Without political parties, a parliament would comprise no more than a collection of disorganised individuals, lacking any ability to work together in an agreed and organised fashion. Without political parties, we would have no idea of who might form a government or of how to recognise an alternative, that is, a government in waiting.
Political parties enable people of like mind to come together and to identify the elements of a programme to put before the voting public. Political parties have, beyond anything that individuals alone could muster, the organisation and resources to engage expert help, to understand the latest research, to engage with special interest groups, to take a wider view and to devise new solutions to old problems.
It is no exaggeration to say that parliamentary government as we know it could not operate without political parties – a truth that is an important part of the case for the public funding of political parties.
But this is not to say that a political system that depends on political parties is free of fault or defect. The basis on which individuals join a political party and on which some of them seek to enter parliament as representatives of that party is that they are prepared – in most cases, at any rate – to subordinate their individual interests and views to those of the party. They will be content to do so because they are satisfied that they have a better chance of getting their views accepted and passed into law by operating as part of their party rather than as a single individual – and they will calculate that, since they can enthusiastically support the bulk of their party’s programme, it is on balance worth doing, even if it means forgoing their own position on a particular issue.
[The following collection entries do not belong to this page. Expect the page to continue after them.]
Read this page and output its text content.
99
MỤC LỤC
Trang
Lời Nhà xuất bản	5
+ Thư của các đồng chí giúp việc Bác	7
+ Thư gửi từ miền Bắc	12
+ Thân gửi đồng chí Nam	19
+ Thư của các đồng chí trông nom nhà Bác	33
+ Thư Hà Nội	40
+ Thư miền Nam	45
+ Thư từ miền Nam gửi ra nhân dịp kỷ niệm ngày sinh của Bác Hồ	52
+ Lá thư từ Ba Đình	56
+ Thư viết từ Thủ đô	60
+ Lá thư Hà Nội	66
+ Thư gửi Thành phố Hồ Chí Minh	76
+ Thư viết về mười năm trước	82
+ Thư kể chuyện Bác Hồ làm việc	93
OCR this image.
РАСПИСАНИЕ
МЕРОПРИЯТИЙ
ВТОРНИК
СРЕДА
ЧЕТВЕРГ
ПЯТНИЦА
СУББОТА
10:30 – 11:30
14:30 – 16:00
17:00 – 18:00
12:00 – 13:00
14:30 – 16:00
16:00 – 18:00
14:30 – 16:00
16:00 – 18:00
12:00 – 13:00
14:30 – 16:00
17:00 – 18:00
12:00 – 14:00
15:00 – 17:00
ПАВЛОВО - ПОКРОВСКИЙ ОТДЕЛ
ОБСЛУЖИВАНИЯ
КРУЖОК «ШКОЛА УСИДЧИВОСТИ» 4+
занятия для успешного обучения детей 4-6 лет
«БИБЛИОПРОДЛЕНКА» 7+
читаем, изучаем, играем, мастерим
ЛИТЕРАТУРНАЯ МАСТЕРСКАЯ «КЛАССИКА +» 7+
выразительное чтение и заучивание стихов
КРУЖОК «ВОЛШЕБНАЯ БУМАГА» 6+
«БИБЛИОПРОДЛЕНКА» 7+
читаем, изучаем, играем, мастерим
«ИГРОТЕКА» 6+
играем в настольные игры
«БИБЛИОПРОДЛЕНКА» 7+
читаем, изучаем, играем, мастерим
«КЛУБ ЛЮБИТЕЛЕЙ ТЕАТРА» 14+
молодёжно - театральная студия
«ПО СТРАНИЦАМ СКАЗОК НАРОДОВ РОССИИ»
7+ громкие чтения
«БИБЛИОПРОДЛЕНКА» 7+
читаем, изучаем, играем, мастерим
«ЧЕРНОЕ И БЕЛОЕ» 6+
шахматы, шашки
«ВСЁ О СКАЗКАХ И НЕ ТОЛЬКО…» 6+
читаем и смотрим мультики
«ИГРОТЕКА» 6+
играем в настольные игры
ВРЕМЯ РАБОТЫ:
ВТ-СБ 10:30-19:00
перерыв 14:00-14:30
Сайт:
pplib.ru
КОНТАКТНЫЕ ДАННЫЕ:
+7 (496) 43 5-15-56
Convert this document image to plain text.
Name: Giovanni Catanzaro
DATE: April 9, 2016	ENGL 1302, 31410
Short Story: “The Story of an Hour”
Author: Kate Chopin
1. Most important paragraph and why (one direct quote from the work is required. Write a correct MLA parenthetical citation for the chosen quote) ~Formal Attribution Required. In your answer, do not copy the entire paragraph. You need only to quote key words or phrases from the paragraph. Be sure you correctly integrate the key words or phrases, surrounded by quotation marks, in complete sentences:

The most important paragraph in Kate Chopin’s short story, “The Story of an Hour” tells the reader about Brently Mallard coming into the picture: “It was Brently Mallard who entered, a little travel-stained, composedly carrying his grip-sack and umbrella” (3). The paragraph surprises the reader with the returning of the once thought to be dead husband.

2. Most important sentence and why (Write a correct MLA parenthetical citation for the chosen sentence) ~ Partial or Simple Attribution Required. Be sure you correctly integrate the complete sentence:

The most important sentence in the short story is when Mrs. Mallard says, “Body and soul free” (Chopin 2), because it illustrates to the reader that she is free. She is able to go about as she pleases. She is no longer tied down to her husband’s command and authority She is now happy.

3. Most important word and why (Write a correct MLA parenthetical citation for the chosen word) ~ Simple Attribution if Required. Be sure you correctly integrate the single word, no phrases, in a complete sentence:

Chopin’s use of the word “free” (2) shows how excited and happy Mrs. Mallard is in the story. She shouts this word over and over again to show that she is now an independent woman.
There will be very few parliamentarians, however, who have never struggled with the conflict between what they think as an individual and what is the decided policy of their party. Most MPs, and this is certainly true in my own case, will have, at some point or another, found it necessary to “defy the whip” on an issue on which their view differs from that of their party and is one on which they feel strongly or that involves what is, for them, a matter of principle.
The party whips will, in most such cases, be forgiving of such lapses in party discipline and, in truth, the cohesion and continued functioning of the party system would be at risk if discipline were imposed too severely.
Indeed, it could be argued that the system as a whole depends on the occasional willingness of individual MPs to break ranks and stay true to what they believe, irrespective of what their party demands of them.
We can see such a situation unfolding before our eyes as the impeachment of Donald Trump proceeds. The American system is not a parliamentary one, but in the case of an impeachment trial, senators – like MPs – have to choose whether to cast their votes in accordance with the requirements of their party or whether to follow their own individual consciences.
The signs are that the President will be able to avoid removal from office because his fellow members and supporters of the Republican Party will hold their noses, grit their teeth and close their eyes, and serve the interests (as they see them) of their party rather than of the country as a whole.
The evidence for the President’s unfitness for office surely becomes more overwhelming by the day. Those of us who are citizens of the world and who are privileged to live in a democratic country are, one would hope, entitled to expect that Republican senators will recognise not only their responsibilities to their own country but also to world peace, and will place them ahead of any duty they owe to their political party. Sadly, it seems likely that they will get their priorities wrong.